Evaluative feedback indicates how good the action taken was, but not whether it was the best of worst action possible. On the other hand, instructive feedback indicates the correct action to take  which is the basis of supervised learning. 

The well known trade-off between exploitation and exploration is essentially the compromise between maximizing performance (exploitation)  and increasing the knowledge (exploration). It is the typical problem in online decision making because we are actively collecting our information to make the best overall decisions. 

## Multi-Armed Bandit

Consider the following learning problem: we are amongs the choice of k different options, after each choice, we receiver a numerical reward which are sampled from a stationary probability distribution that depends on what we selected. The objective is to maximize the expected reward $\sum _i R_i$ over some time period. This is the original form of the k-armed bandit problem. 

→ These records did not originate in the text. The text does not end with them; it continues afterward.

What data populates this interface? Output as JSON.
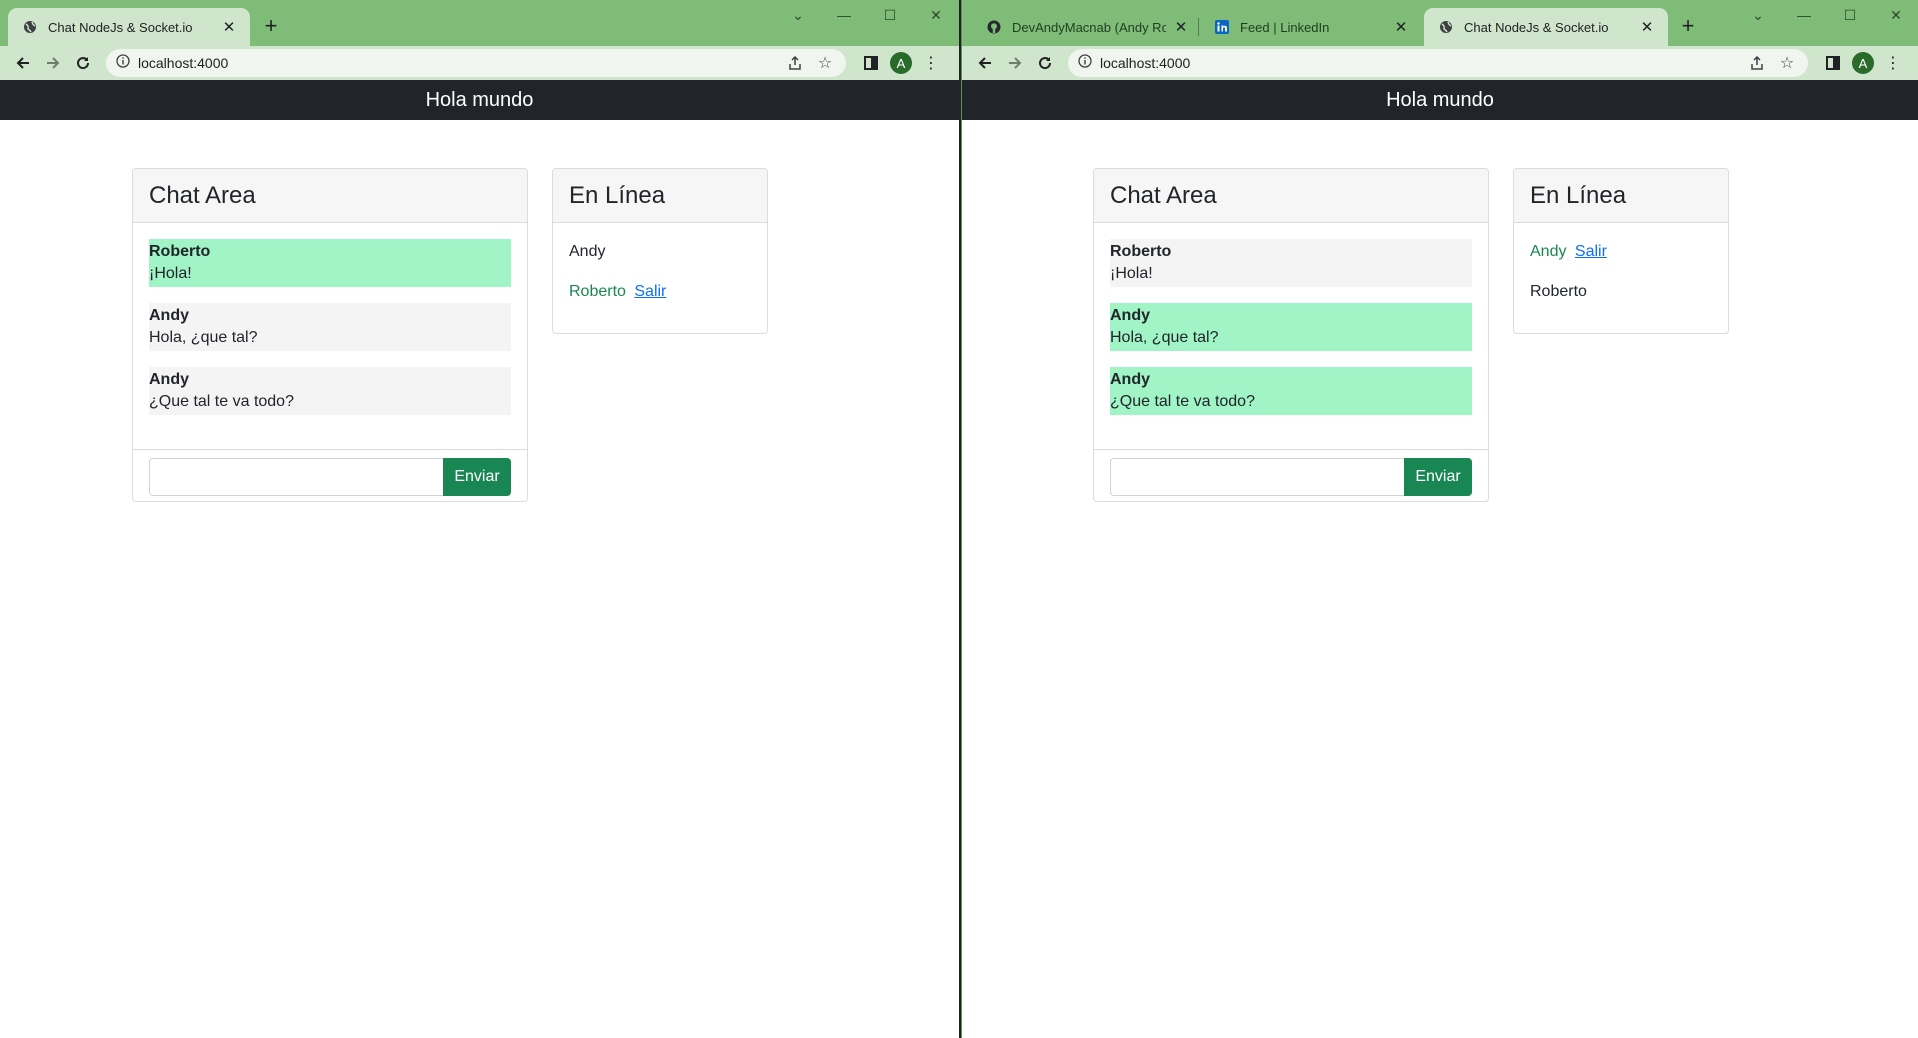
{
  "colors": {
    "tabstrip": "#7ebc78",
    "toolbar": "#cfe6cc",
    "navbar": "#212529",
    "own_message": "#a0f4c6",
    "other_message": "#f4f4f4",
    "send_button": "#198754",
    "link": "#0d6efd",
    "current_user": "#198754"
  },
  "left": {
    "tabs": [
      {
        "title": "Chat NodeJs & Socket.io",
        "icon": "globe-icon",
        "active": true
      }
    ],
    "url": "localhost:4000",
    "avatar": "A",
    "header_title": "Hola mundo",
    "chat_title": "Chat Area",
    "messages": [
      {
        "author": "Roberto",
        "text": "¡Hola!",
        "mine": true
      },
      {
        "author": "Andy",
        "text": "Hola, ¿que tal?",
        "mine": false
      },
      {
        "author": "Andy",
        "text": "¿Que tal te va todo?",
        "mine": false
      }
    ],
    "input_value": "",
    "send_label": "Enviar",
    "online_title": "En Línea",
    "users": [
      {
        "name": "Andy",
        "me": false,
        "logout": ""
      },
      {
        "name": "Roberto",
        "me": true,
        "logout": "Salir"
      }
    ]
  },
  "right": {
    "tabs": [
      {
        "title": "DevAndyMacnab (Andy Roberto",
        "icon": "github-icon",
        "active": false
      },
      {
        "title": "Feed | LinkedIn",
        "icon": "linkedin-icon",
        "active": false
      },
      {
        "title": "Chat NodeJs & Socket.io",
        "icon": "globe-icon",
        "active": true
      }
    ],
    "url": "localhost:4000",
    "avatar": "A",
    "header_title": "Hola mundo",
    "chat_title": "Chat Area",
    "messages": [
      {
        "author": "Roberto",
        "text": "¡Hola!",
        "mine": false
      },
      {
        "author": "Andy",
        "text": "Hola, ¿que tal?",
        "mine": true
      },
      {
        "author": "Andy",
        "text": "¿Que tal te va todo?",
        "mine": true
      }
    ],
    "input_value": "",
    "send_label": "Enviar",
    "online_title": "En Línea",
    "users": [
      {
        "name": "Andy",
        "me": true,
        "logout": "Salir"
      },
      {
        "name": "Roberto",
        "me": false,
        "logout": ""
      }
    ]
  }
}
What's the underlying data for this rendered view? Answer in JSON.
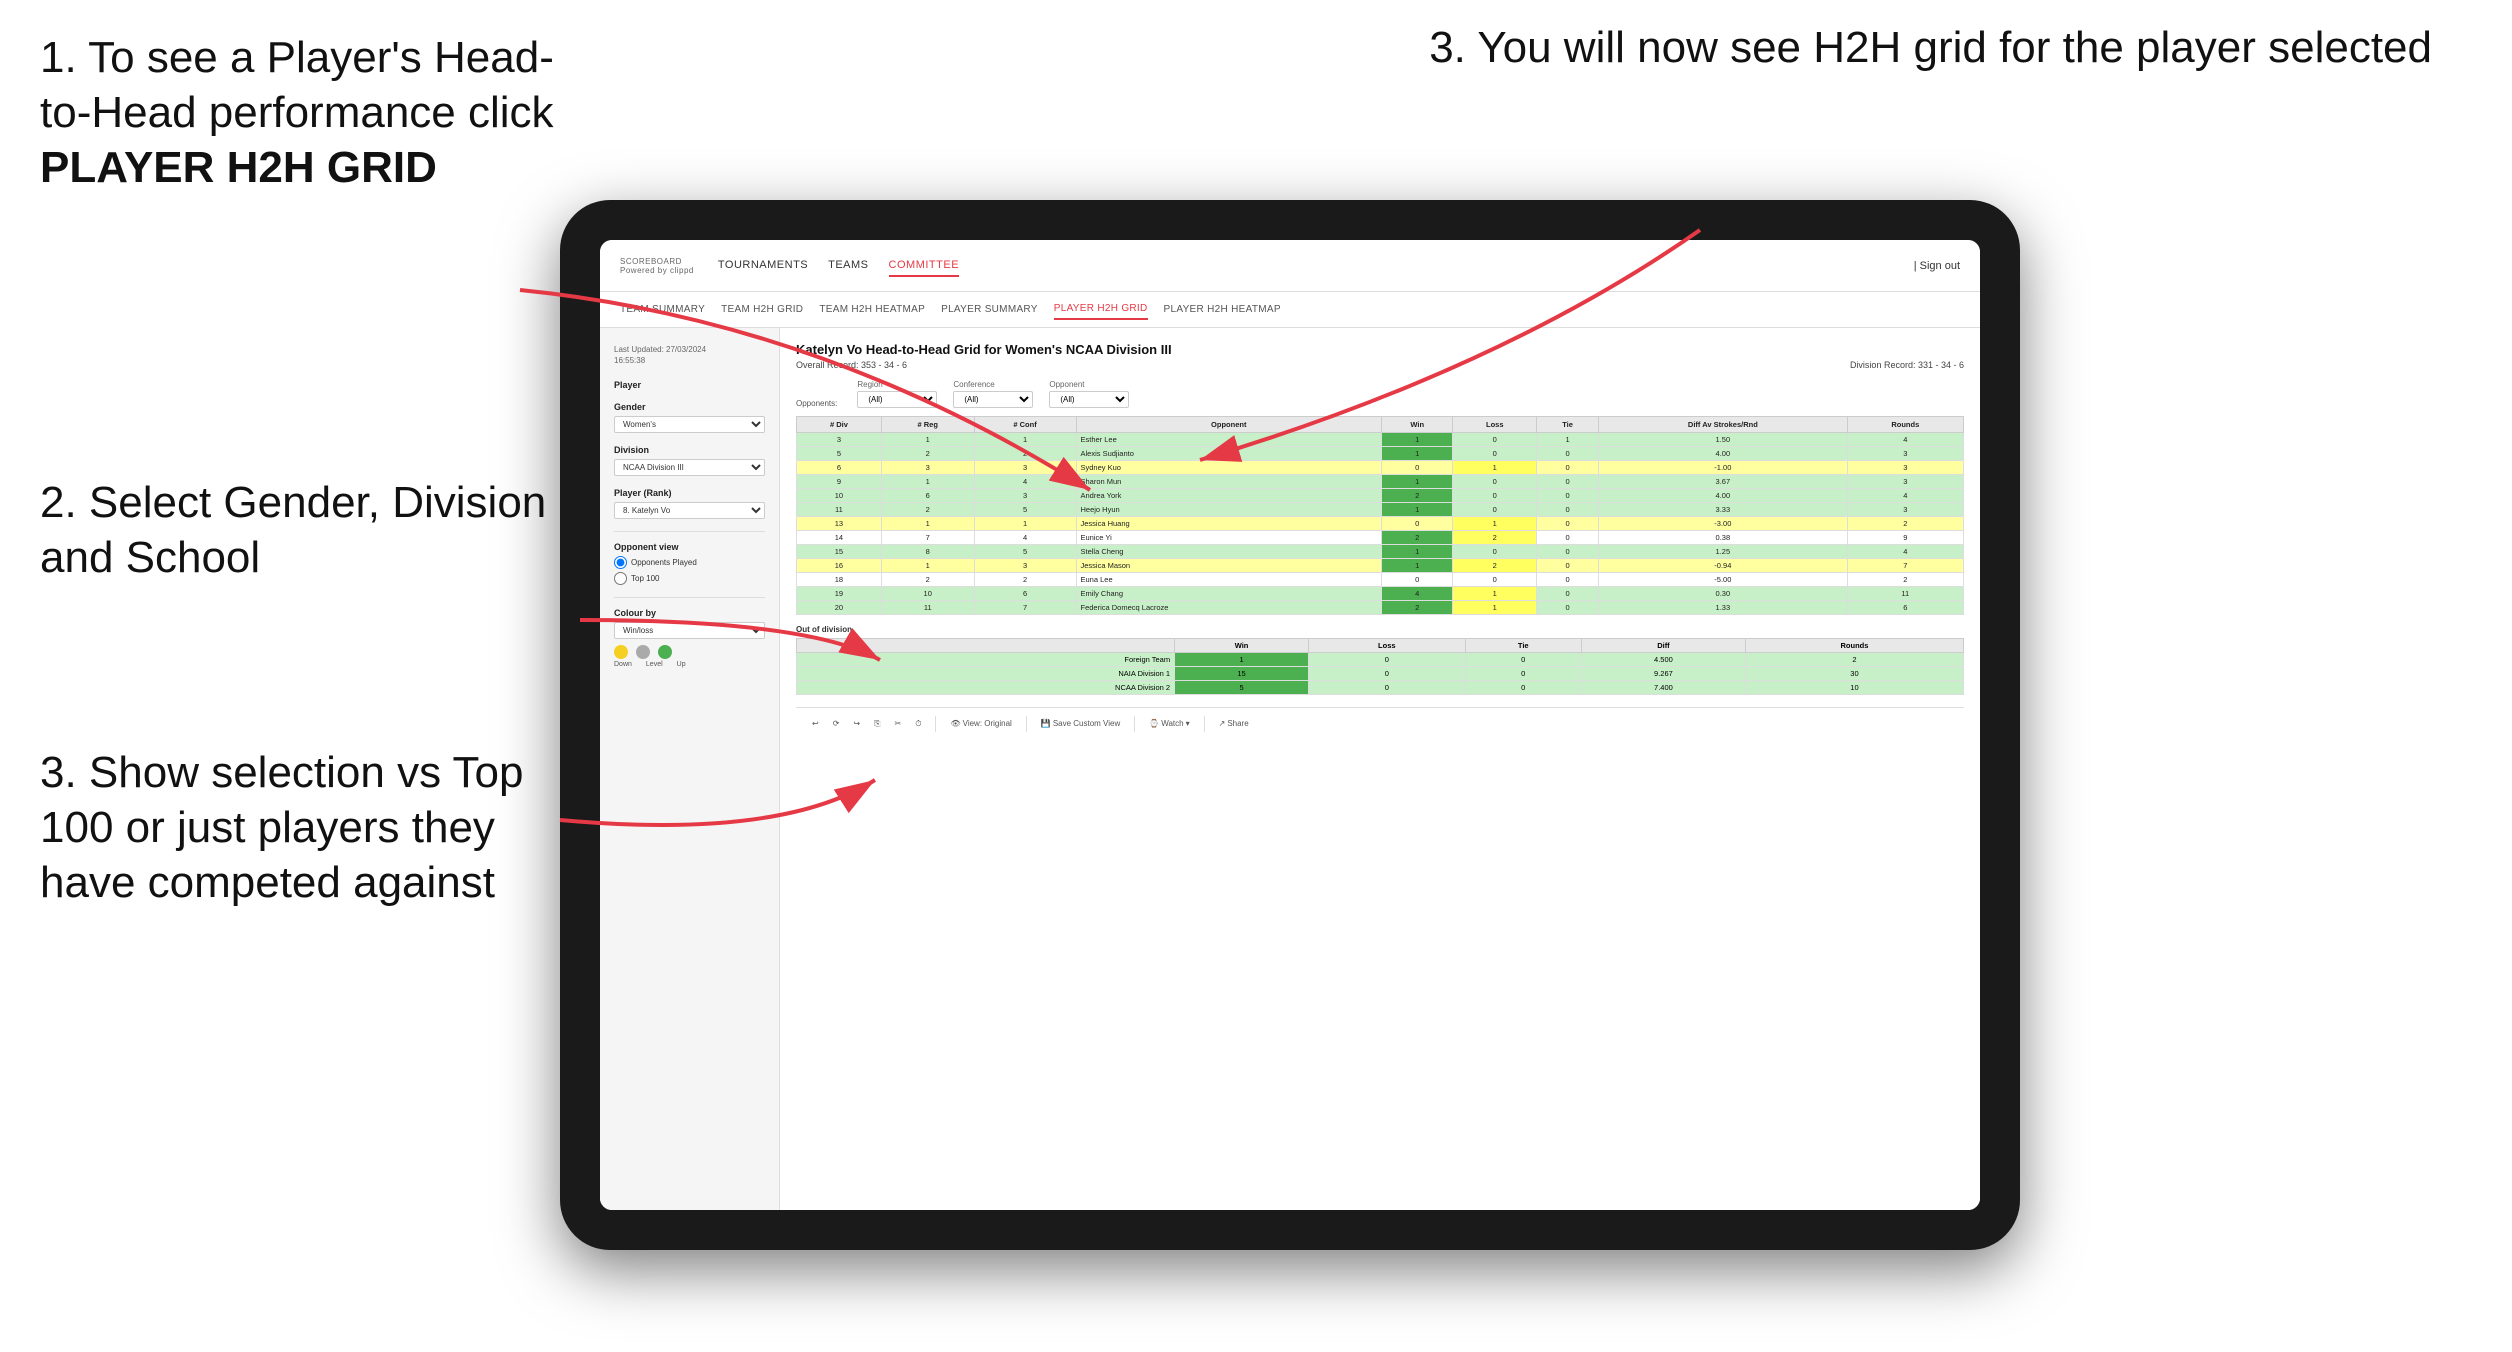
{
  "instructions": {
    "step1": {
      "text": "1. To see a Player's Head-to-Head performance click",
      "bold": "PLAYER H2H GRID"
    },
    "step2": {
      "text": "2. Select Gender, Division and School"
    },
    "step3_left": {
      "text": "3. Show selection vs Top 100 or just players they have competed against"
    },
    "step3_right": {
      "text": "3. You will now see H2H grid for the player selected"
    }
  },
  "app": {
    "logo": "SCOREBOARD",
    "logo_sub": "Powered by clippd",
    "nav_items": [
      "TOURNAMENTS",
      "TEAMS",
      "COMMITTEE"
    ],
    "nav_right": "| Sign out",
    "sub_nav": [
      "TEAM SUMMARY",
      "TEAM H2H GRID",
      "TEAM H2H HEATMAP",
      "PLAYER SUMMARY",
      "PLAYER H2H GRID",
      "PLAYER H2H HEATMAP"
    ]
  },
  "sidebar": {
    "timestamp": "Last Updated: 27/03/2024\n16:55:38",
    "player_label": "Player",
    "gender_label": "Gender",
    "gender_value": "Women's",
    "division_label": "Division",
    "division_value": "NCAA Division III",
    "player_rank_label": "Player (Rank)",
    "player_rank_value": "8. Katelyn Vo",
    "opponent_view_label": "Opponent view",
    "radio1": "Opponents Played",
    "radio2": "Top 100",
    "colour_label": "Colour by",
    "colour_value": "Win/loss",
    "legend": [
      "Down",
      "Level",
      "Up"
    ]
  },
  "main": {
    "title": "Katelyn Vo Head-to-Head Grid for Women's NCAA Division III",
    "overall_record": "Overall Record: 353 - 34 - 6",
    "division_record": "Division Record: 331 - 34 - 6",
    "filter_opponents_label": "Opponents:",
    "filter_region_label": "Region",
    "filter_conference_label": "Conference",
    "filter_opponent_label": "Opponent",
    "filter_region_value": "(All)",
    "filter_conference_value": "(All)",
    "filter_opponent_value": "(All)",
    "table_headers": [
      "# Div",
      "# Reg",
      "# Conf",
      "Opponent",
      "Win",
      "Loss",
      "Tie",
      "Diff Av Strokes/Rnd",
      "Rounds"
    ],
    "table_rows": [
      {
        "div": "3",
        "reg": "1",
        "conf": "1",
        "opponent": "Esther Lee",
        "win": 1,
        "loss": 0,
        "tie": 1,
        "diff": "1.50",
        "rounds": 4,
        "color": "green"
      },
      {
        "div": "5",
        "reg": "2",
        "conf": "2",
        "opponent": "Alexis Sudjianto",
        "win": 1,
        "loss": 0,
        "tie": 0,
        "diff": "4.00",
        "rounds": 3,
        "color": "green"
      },
      {
        "div": "6",
        "reg": "3",
        "conf": "3",
        "opponent": "Sydney Kuo",
        "win": 0,
        "loss": 1,
        "tie": 0,
        "diff": "-1.00",
        "rounds": 3,
        "color": "yellow"
      },
      {
        "div": "9",
        "reg": "1",
        "conf": "4",
        "opponent": "Sharon Mun",
        "win": 1,
        "loss": 0,
        "tie": 0,
        "diff": "3.67",
        "rounds": 3,
        "color": "green"
      },
      {
        "div": "10",
        "reg": "6",
        "conf": "3",
        "opponent": "Andrea York",
        "win": 2,
        "loss": 0,
        "tie": 0,
        "diff": "4.00",
        "rounds": 4,
        "color": "green"
      },
      {
        "div": "11",
        "reg": "2",
        "conf": "5",
        "opponent": "Heejo Hyun",
        "win": 1,
        "loss": 0,
        "tie": 0,
        "diff": "3.33",
        "rounds": 3,
        "color": "green"
      },
      {
        "div": "13",
        "reg": "1",
        "conf": "1",
        "opponent": "Jessica Huang",
        "win": 0,
        "loss": 1,
        "tie": 0,
        "diff": "-3.00",
        "rounds": 2,
        "color": "yellow"
      },
      {
        "div": "14",
        "reg": "7",
        "conf": "4",
        "opponent": "Eunice Yi",
        "win": 2,
        "loss": 2,
        "tie": 0,
        "diff": "0.38",
        "rounds": 9,
        "color": "white"
      },
      {
        "div": "15",
        "reg": "8",
        "conf": "5",
        "opponent": "Stella Cheng",
        "win": 1,
        "loss": 0,
        "tie": 0,
        "diff": "1.25",
        "rounds": 4,
        "color": "green"
      },
      {
        "div": "16",
        "reg": "1",
        "conf": "3",
        "opponent": "Jessica Mason",
        "win": 1,
        "loss": 2,
        "tie": 0,
        "diff": "-0.94",
        "rounds": 7,
        "color": "yellow"
      },
      {
        "div": "18",
        "reg": "2",
        "conf": "2",
        "opponent": "Euna Lee",
        "win": 0,
        "loss": 0,
        "tie": 0,
        "diff": "-5.00",
        "rounds": 2,
        "color": "white"
      },
      {
        "div": "19",
        "reg": "10",
        "conf": "6",
        "opponent": "Emily Chang",
        "win": 4,
        "loss": 1,
        "tie": 0,
        "diff": "0.30",
        "rounds": 11,
        "color": "green"
      },
      {
        "div": "20",
        "reg": "11",
        "conf": "7",
        "opponent": "Federica Domecq Lacroze",
        "win": 2,
        "loss": 1,
        "tie": 0,
        "diff": "1.33",
        "rounds": 6,
        "color": "green"
      }
    ],
    "out_of_division_label": "Out of division",
    "ood_rows": [
      {
        "name": "Foreign Team",
        "win": 1,
        "loss": 0,
        "tie": 0,
        "diff": "4.500",
        "rounds": 2,
        "color": "green"
      },
      {
        "name": "NAIA Division 1",
        "win": 15,
        "loss": 0,
        "tie": 0,
        "diff": "9.267",
        "rounds": 30,
        "color": "green"
      },
      {
        "name": "NCAA Division 2",
        "win": 5,
        "loss": 0,
        "tie": 0,
        "diff": "7.400",
        "rounds": 10,
        "color": "green"
      }
    ],
    "toolbar": {
      "view_original": "View: Original",
      "save_custom": "Save Custom View",
      "watch": "Watch",
      "share": "Share"
    }
  }
}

When we look into the total regrets, we see the differences between the optimal value and the actual action value which are accumulated as time evolves. The objective is to minimise that regrets because the faster it grows, the worst it is. 

In principle, the regret can grow unbounded, so the interesting part is to study how fast it grows. For example, greedy policy has linear regret as it grows in the number of step we have taken.